Australia’s SCRAMSPACE bid to study hypersonic flight with an eye to informing development of Mach 5-plus scramjet-powered vehicles to orbit satellites has generated a big splash but little data – after a launcher failure left the 1.8m spacecraft too low achieve the gravity-powered M8 flight that was to have provided data on hypersonic physics, multi-Mach fuel injection and materials performance.

As planned, the three-year, A$14 million project – whose funding included A$5m from the Australian government – will end this year. What bearing its failure to end with a data trove will have on Australian ambitions for scramjet flight remains to be seen, but the government’s space research programme office is billing it as “highly successful” in achieving its aim of building “human capacity and capability for Australia’s aerospace (especially space) sector”.

Following its 19 September launch from Norway’s Andoya Rocket Range, 300km inside the Arctic circle, the missile-shaped and highly instrumented SCRAMSPACE should have reached an altitude of 320km powered by a two-stage rocket. The plan was for the vehicle, after separating from the launcher, to orient itself with small thrusters for a gravity-powered re-entry plunge that would take it to M8, or 8,600km/h.

On the way down, the vehicle was to test a hydrogen fuel injection system and transmit data for 3s before self-destructing over the sea. But the rocket never reached altitude, so while telemetry data was received “all the way into the water…we could not carry out the experiment as planned,” said professor Russell Boyce, SCRAMSPACE director and hypersonics chair at the University of Queensland.

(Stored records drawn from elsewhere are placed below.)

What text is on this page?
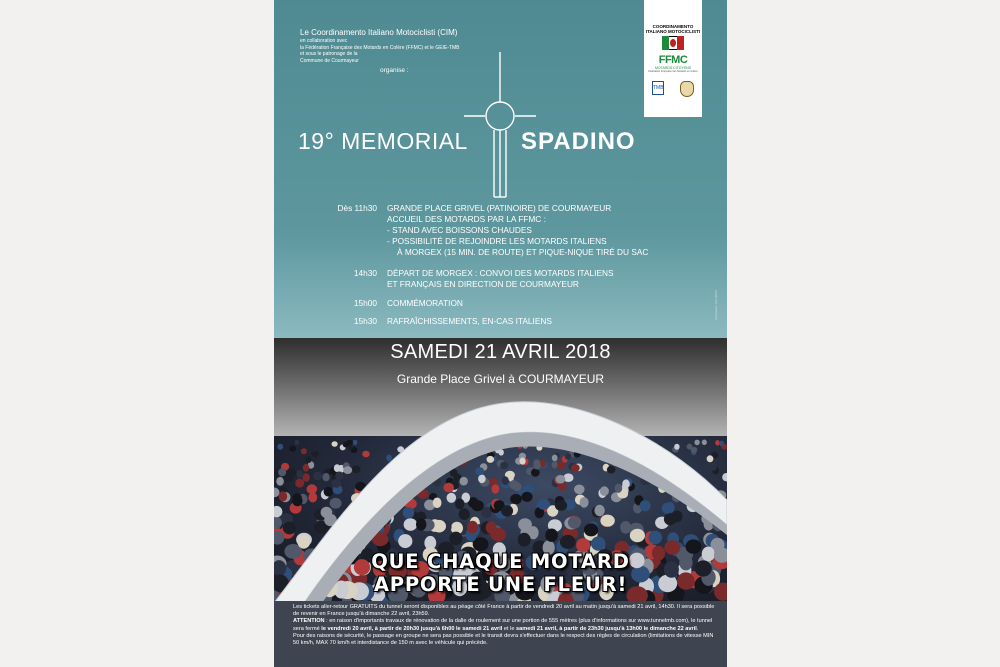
Le Coordinamento Italiano Motociclisti (CIM)
en collaboration avec
la Fédération Française des Motards en Colère (FFMC) et le GEIE-TMB
et sous le patronage de la
Commune de Courmayeur
organise :
COORDINAMENTO
ITALIANO MOTOCICLISTI
FFMC
MOTARDS CITOYENS
Fédération Française des Motards en Colère
TMB
19° MEMORIAL SPADINO
Dès 11h30 GRANDE PLACE GRIVEL (PATINOIRE) DE COURMAYEUR
ACCUEIL DES MOTARDS PAR LA FFMC :
- STAND AVEC BOISSONS CHAUDES
- POSSIBILITÉ DE REJOINDRE LES MOTARDS ITALIENS
À MORGEX (15 MIN. DE ROUTE) ET PIQUE-NIQUE TIRÉ DU SAC
14h30 DÉPART DE MORGEX : CONVOI DES MOTARDS ITALIENS
ET FRANÇAIS EN DIRECTION DE COURMAYEUR
15h00 COMMÉMORATION
15h30 RAFRAÎCHISSEMENTS, EN-CAS ITALIENS
Impression Typo4Print
SAMEDI 21 AVRIL 2018
Grande Place Grivel à COURMAYEUR
QUE CHAQUE MOTARD
APPORTE UNE FLEUR!
Les tickets aller-retour GRATUITS du tunnel seront disponibles au péage côté France à partir de vendredi 20 avril au matin jusqu'à samedi 21 avril, 14h30. Il sera possible de revenir en France jusqu'à dimanche 22 avril, 23h59.
ATTENTION : en raison d'importants travaux de rénovation de la dalle de roulement sur une portion de 555 mètres (plus d'informations sur www.tunnelmb.com), le tunnel sera fermé le vendredi 20 avril, à partir de 20h30 jusqu'à 6h00 le samedi 21 avril et le samedi 21 avril, à partir de 23h30 jusqu'à 13h00 le dimanche 22 avril.
Pour des raisons de sécurité, le passage en groupe ne sera pas possible et le transit devra s'effectuer dans le respect des règles de circulation (limitations de vitesse MIN 50 km/h, MAX 70 km/h et interdistance de 150 m avec le véhicule qui précède.
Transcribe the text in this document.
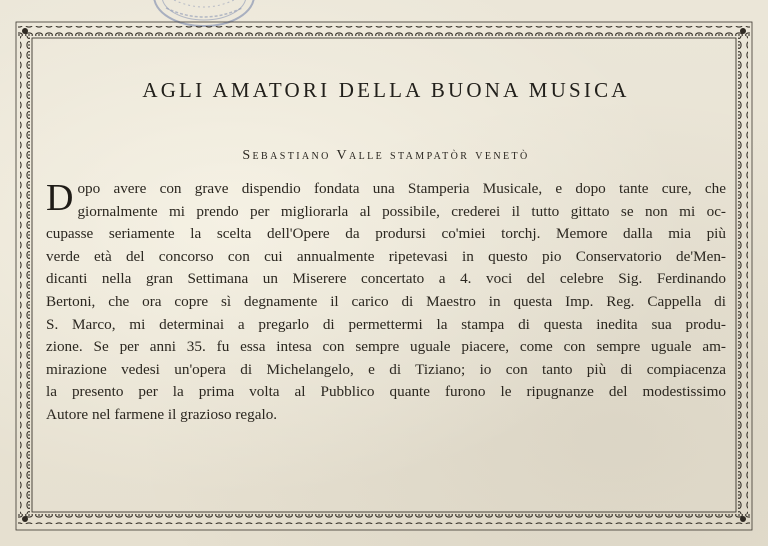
AGLI AMATORI DELLA BUONA MUSICA
Sebastiano Valle stampatòr venetò
D opo avere con grave dispendio fondata una Stamperia Musicale, e dopo tante cure, che
giornalmente mi prendo per migliorarla al possibile, crederei il tutto gittato se non mi oc-
cupasse seriamente la scelta dell'Opere da prodursi co'miei torchj. Memore dalla mia più
verde età del concorso con cui annualmente ripetevasi in questo pio Conservatorio de'Men-
dicanti nella gran Settimana un Miserere concertato a 4. voci del celebre Sig. Ferdinando
Bertoni, che ora copre sì degnamente il carico di Maestro in questa Imp. Reg. Cappella di
S. Marco, mi determinai a pregarlo di permettermi la stampa di questa inedita sua produ-
zione. Se per anni 35. fu essa intesa con sempre uguale piacere, come con sempre uguale am-
mirazione vedesi un'opera di Michelangelo, e di Tiziano; io con tanto più di compiacenza
la presento per la prima volta al Pubblico quante furono le ripugnanze del modestissimo
Autore nel farmene il grazioso regalo.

The payload had included ultra-high temperature ceramic components from CIRA and a high temperature carbon-fibre thrust nozzle from Teakle Composites to test their performance and a laser flight instrument. Ahead of the launch, research had been conducted in the University of Queensland’s T4 shock tunnel and large shock tunnels at DLR in Germany and JAXA in Japan, while ground tests were performed in the university’s hypersonic wind tunnel and in a plasma hypersonic wind tunnel at CIRA in Naples.

An investigation has been launched into the failure.